Sci Rep. 2025 Mar 24;15(1):10112. doi: 10.1038/s41598-025-93023-3.
Multimodal sentiment analysis combines text, audio, and visual signals to understand human emotions. However, current methods often face challenges in handling asynchronous signals and capturing long-term dependencies between different modalities. Early techniques that merge multiple modalities often introduce unnecessary complexity, while newer methods that treat each modality separately may miss important relationships between the signals. Transformer-based models are effective, but they are typically too resource-heavy for practical use. To overcome these issues, we introduce the multimodal GRU model (MulG), which uses a cross-modal attention mechanism to better synchronize the different signals and capture their dependencies. MulG also employs GRU layers, which are efficient in handling sequential data, making it both accurate and computationally efficient. Extensive experiments on datasets such as CMU-MOSI, CMU-MOSEI, and IEMOCAP demonstrate that MulG outperforms existing methods in accuracy, F1 score, and correlation. Specifically, MulG achieves 82.2% accuracy on CMU-MOSI's 7-class task, 82.1% on CMU-MOSEI, and 90.6% on IEMOCAP's emotion classification. Further ablation studies show that each component of the model contributes significantly to its overall performance. By addressing the limitations of previous approaches, MulG offers a practical and scalable solution for applications like analyzing user-generated content and improving human-computer interaction.

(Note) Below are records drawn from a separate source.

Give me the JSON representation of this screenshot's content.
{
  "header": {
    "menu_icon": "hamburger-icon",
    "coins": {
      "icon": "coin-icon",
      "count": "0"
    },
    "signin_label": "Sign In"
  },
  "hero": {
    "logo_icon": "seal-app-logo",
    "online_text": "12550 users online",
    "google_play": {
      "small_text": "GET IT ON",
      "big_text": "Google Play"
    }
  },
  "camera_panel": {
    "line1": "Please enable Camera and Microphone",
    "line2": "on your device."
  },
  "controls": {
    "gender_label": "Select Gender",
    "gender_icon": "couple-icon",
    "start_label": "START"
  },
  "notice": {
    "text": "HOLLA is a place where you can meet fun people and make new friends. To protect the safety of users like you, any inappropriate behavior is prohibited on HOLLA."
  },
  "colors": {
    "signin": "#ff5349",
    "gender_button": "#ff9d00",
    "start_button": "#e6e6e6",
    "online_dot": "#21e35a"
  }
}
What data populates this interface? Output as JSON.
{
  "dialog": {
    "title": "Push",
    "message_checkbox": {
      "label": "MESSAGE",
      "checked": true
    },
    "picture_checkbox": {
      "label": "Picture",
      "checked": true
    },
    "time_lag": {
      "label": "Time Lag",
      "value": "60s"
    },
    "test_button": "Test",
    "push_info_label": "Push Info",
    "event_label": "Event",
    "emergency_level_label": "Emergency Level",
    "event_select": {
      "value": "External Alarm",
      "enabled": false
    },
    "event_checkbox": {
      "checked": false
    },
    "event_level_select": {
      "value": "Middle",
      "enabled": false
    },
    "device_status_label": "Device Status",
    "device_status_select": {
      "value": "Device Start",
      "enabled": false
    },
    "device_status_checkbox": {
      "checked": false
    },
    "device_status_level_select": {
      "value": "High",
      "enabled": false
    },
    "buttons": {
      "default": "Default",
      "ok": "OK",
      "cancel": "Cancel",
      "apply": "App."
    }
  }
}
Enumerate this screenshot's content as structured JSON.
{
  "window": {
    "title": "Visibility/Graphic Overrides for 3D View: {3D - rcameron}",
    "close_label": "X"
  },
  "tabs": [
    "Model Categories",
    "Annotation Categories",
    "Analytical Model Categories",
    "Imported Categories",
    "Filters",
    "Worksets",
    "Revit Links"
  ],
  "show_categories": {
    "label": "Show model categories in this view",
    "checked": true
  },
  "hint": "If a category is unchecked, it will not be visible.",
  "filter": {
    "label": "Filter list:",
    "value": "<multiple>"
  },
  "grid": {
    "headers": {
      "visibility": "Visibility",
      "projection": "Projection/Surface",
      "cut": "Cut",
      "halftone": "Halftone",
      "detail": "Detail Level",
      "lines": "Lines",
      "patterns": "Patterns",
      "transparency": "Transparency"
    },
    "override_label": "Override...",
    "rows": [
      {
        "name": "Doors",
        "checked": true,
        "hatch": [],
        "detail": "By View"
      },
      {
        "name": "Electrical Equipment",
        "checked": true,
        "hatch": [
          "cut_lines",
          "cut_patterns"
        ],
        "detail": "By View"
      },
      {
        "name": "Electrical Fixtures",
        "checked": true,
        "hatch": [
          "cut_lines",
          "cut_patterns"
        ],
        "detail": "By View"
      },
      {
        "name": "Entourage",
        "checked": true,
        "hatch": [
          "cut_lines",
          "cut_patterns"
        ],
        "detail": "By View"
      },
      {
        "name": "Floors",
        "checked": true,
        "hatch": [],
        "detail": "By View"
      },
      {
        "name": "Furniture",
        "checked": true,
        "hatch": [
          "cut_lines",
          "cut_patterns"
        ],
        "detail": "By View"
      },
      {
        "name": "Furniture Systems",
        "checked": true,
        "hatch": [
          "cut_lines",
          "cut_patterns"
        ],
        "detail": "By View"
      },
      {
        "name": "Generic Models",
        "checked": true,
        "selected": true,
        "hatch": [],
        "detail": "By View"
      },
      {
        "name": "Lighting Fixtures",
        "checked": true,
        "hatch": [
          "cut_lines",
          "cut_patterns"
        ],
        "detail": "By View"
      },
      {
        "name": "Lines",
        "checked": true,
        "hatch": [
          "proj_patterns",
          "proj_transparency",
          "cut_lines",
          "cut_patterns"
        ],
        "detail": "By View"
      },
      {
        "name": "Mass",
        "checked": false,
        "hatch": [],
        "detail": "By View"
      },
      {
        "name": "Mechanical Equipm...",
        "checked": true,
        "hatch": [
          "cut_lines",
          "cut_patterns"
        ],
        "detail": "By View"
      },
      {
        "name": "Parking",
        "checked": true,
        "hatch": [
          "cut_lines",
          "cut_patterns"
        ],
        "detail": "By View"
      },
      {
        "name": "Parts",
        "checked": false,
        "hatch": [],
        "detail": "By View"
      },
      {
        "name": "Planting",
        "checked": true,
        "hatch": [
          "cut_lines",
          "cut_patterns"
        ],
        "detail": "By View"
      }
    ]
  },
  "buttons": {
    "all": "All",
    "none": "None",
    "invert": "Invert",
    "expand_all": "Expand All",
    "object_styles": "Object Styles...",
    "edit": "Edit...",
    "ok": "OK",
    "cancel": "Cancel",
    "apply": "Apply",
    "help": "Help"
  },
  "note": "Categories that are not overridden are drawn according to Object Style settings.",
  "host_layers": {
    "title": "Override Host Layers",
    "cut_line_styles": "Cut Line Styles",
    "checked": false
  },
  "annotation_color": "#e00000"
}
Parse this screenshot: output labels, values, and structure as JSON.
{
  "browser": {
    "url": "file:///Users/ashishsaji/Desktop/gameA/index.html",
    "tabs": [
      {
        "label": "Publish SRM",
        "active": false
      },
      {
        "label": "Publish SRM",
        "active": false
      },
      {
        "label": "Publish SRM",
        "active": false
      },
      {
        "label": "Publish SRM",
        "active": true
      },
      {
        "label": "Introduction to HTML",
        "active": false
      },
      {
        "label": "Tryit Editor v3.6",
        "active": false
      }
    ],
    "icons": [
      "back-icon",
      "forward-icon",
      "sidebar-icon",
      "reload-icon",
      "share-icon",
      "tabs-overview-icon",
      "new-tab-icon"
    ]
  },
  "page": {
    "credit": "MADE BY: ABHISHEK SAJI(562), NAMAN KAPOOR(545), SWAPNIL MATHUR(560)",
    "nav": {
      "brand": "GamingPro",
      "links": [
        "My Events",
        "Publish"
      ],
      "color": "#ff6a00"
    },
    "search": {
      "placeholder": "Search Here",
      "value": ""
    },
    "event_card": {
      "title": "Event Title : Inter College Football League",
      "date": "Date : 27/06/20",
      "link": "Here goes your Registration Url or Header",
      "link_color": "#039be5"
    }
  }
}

多模态情感分析结合文本、音频和视觉信号来理解人类情感。然而,当前方法在处理异步信号以及捕捉不同模态之间的长期依赖关系时常常面临挑战。早期合并多种模态的技术往往会引入不必要的复杂性,而将每种模态单独处理的新方法可能会忽略信号之间的重要关系。基于Transformer的模型很有效,但在实际应用中通常资源消耗过大。为了克服这些问题,我们引入了多模态门控循环单元模型(MulG),它使用跨模态注意力机制来更好地同步不同信号并捕捉它们的依赖关系。MulG还采用了门控循环单元层,该层在处理序列数据方面效率很高,使其既准确又计算高效。在CMU-MOSI、CMU-MOSEI和IEMOCAP等数据集上进行的大量实验表明,MulG在准确率、F1分数和相关性方面优于现有方法。具体而言,MulG在CMU-MOSI的7类任务上达到了82.2%的准确率,在CMU-MOSEI上为82.1%,在IEMOCAP的情感分类上为90.6%。进一步的消融研究表明,模型的每个组件对其整体性能都有显著贡献。通过解决先前方法的局限性,MulG为分析用户生成内容和改善人机交互等应用提供了一种实用且可扩展的解决方案。